Background & aims: Mutations at codon 12 of the K-ras gene are present in 65%-100% of carcinomas of human exocrine pancreas and could be used as a potential tumor marker at the tissue level. The purpose of this study was to assess, in large series of patients, the utility of K-ras mutation analysis to evaluate fine-needle aspirates of pancreatic masses.
Methods: One hundred fifteen fine-needle aspirates obtained from 93 patients were evaluated retrospectively. Cytological analysis was based on the review of cell blocks. Mutations were detected by using artificial restriction fragment length polymorphisms using the Hphl and BstNl approaches.
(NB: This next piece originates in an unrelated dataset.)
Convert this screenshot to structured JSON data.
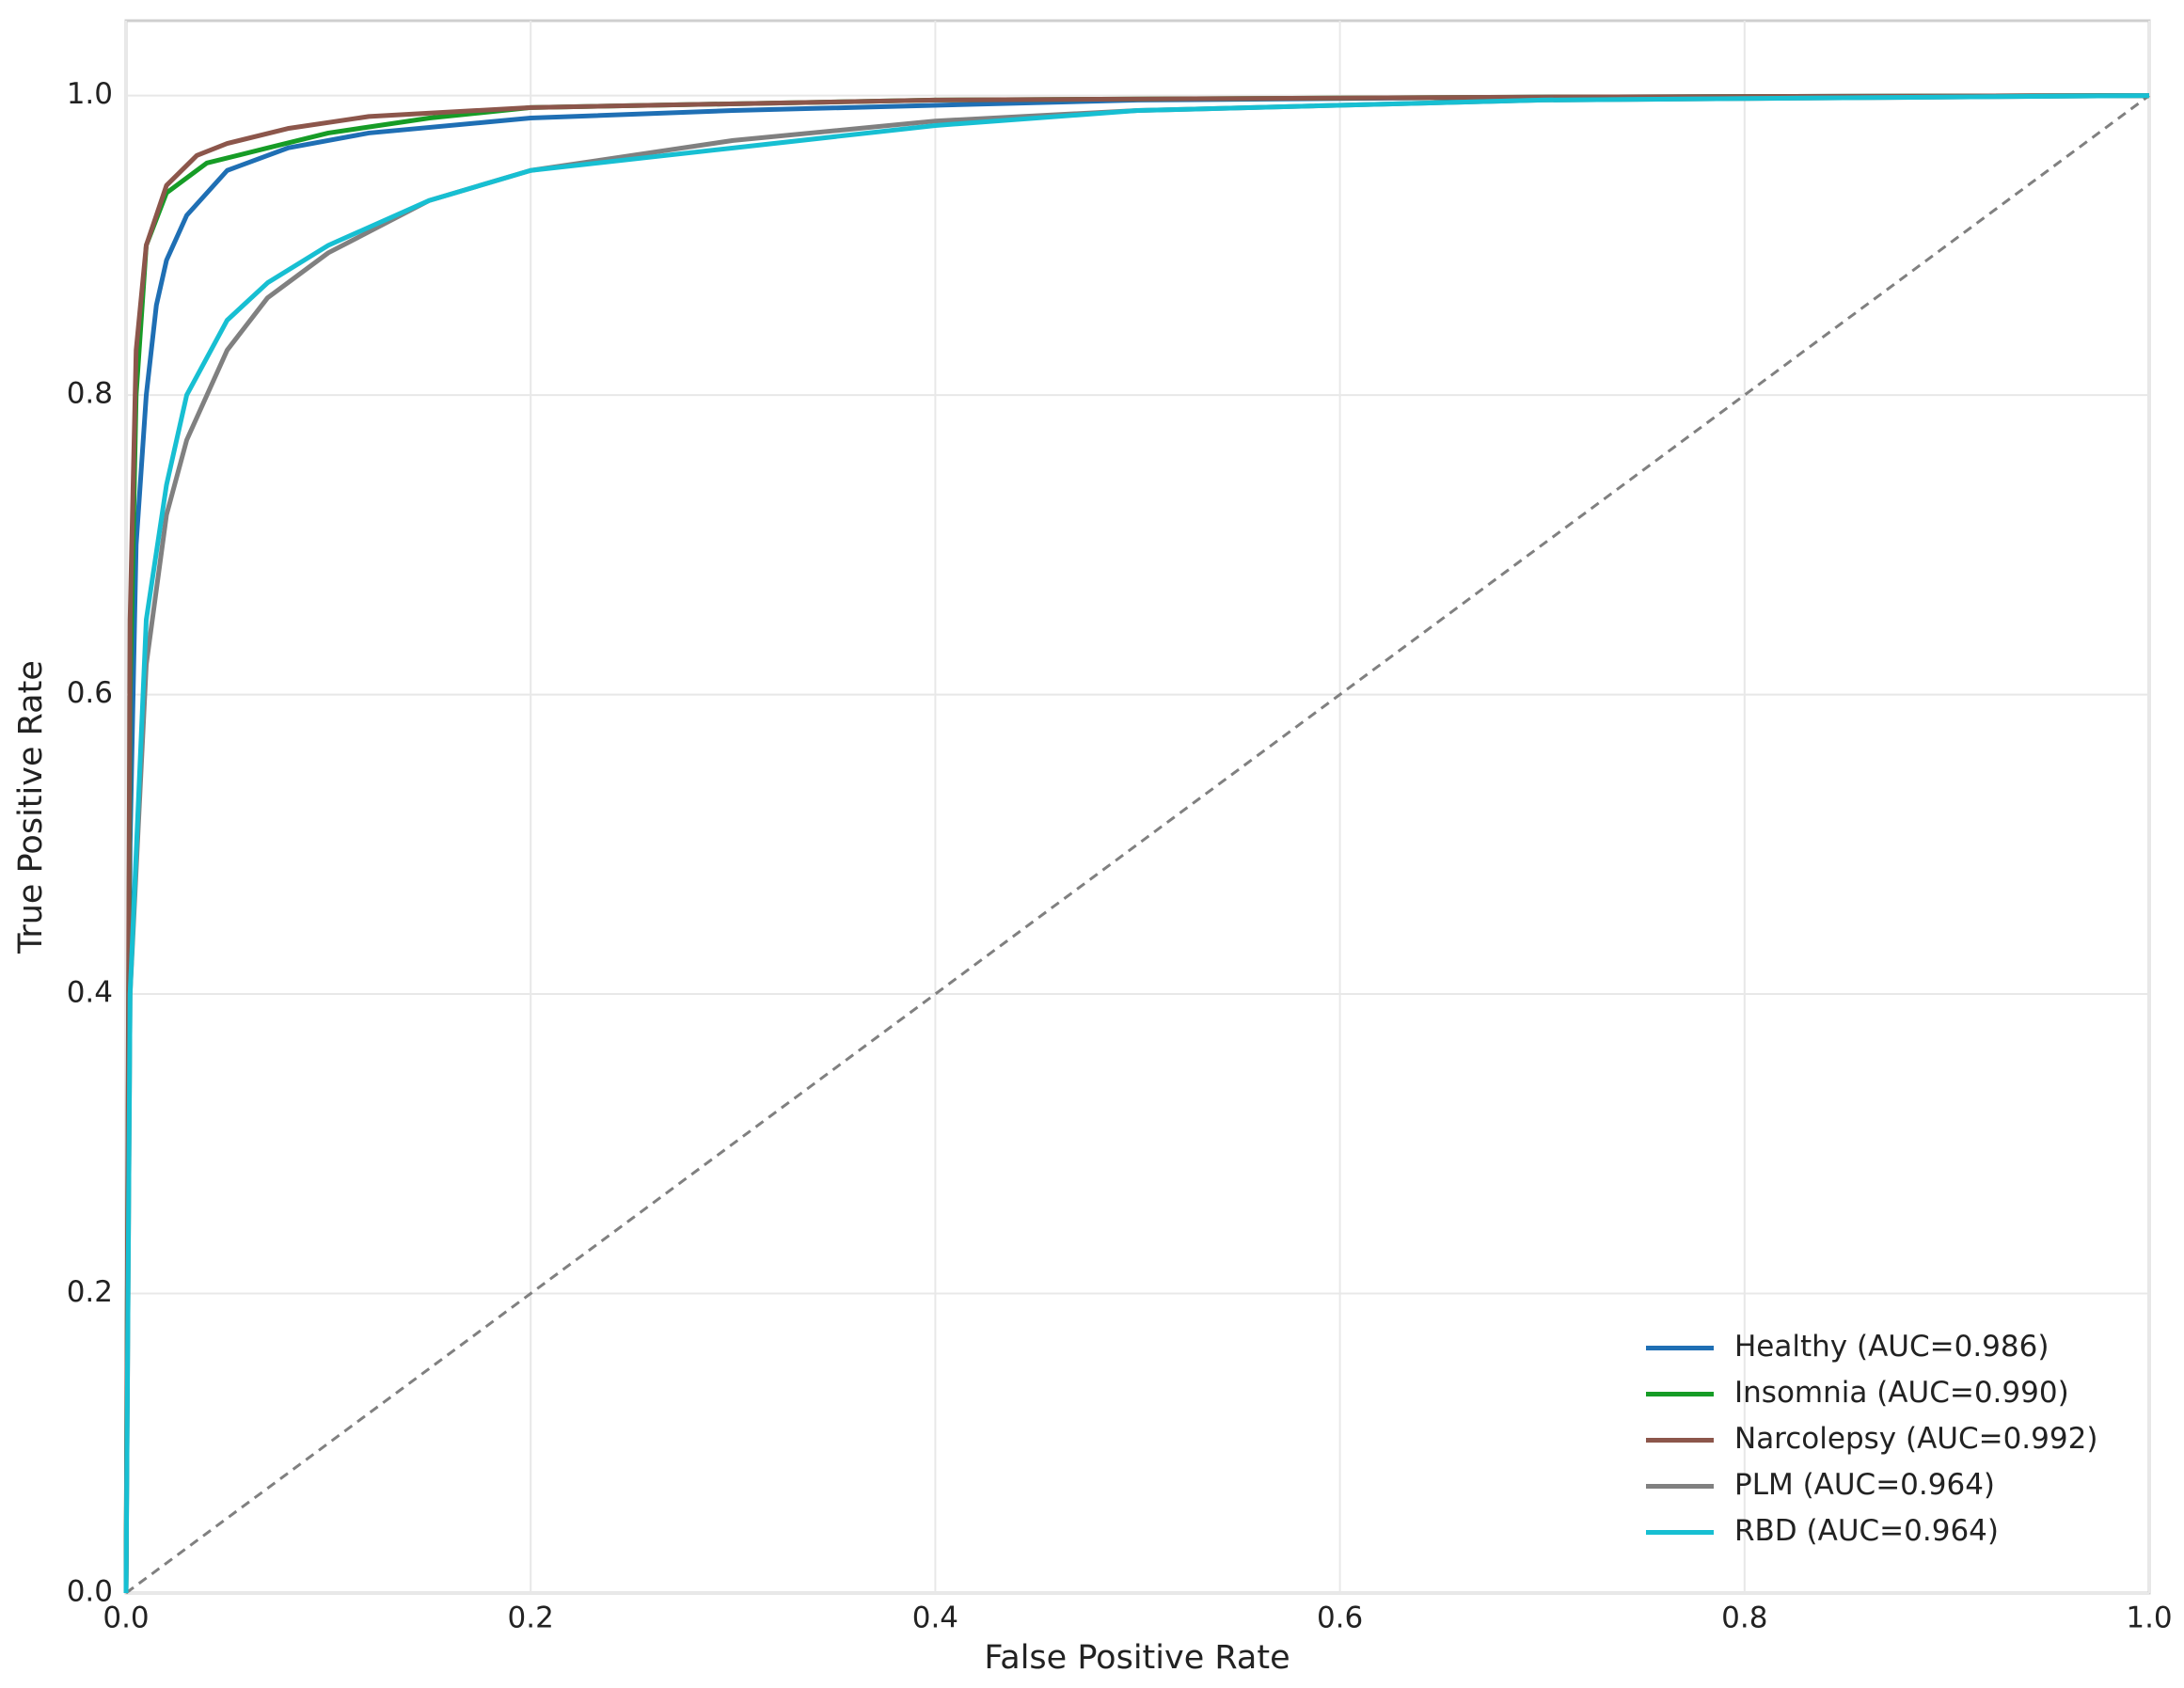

Results: The sensitivity and specificity of cell block cytology was 64% and 100%, respectively, for the diagnosis of pancreatic carcinoma. K-ras mutations were detected in 41 pancreatic carcinomas (sensitivity, 59%) and in one mucinous cystic tumor; specificity of ras analysis alone was 100%. The sensitivity of cytology combined with K-ras mutations were 77.6% and 100%, respectively.
Conclusions: The detection of K-ras mutations would have suggested the diagnosis of pancreatic cancer in 14 cases otherwise not detected by cytology alone. K-ras mutation analysis should be restricted to cell blocks containing suspicious, normal-appearing duct cells, or insufficient material in the cytological examination.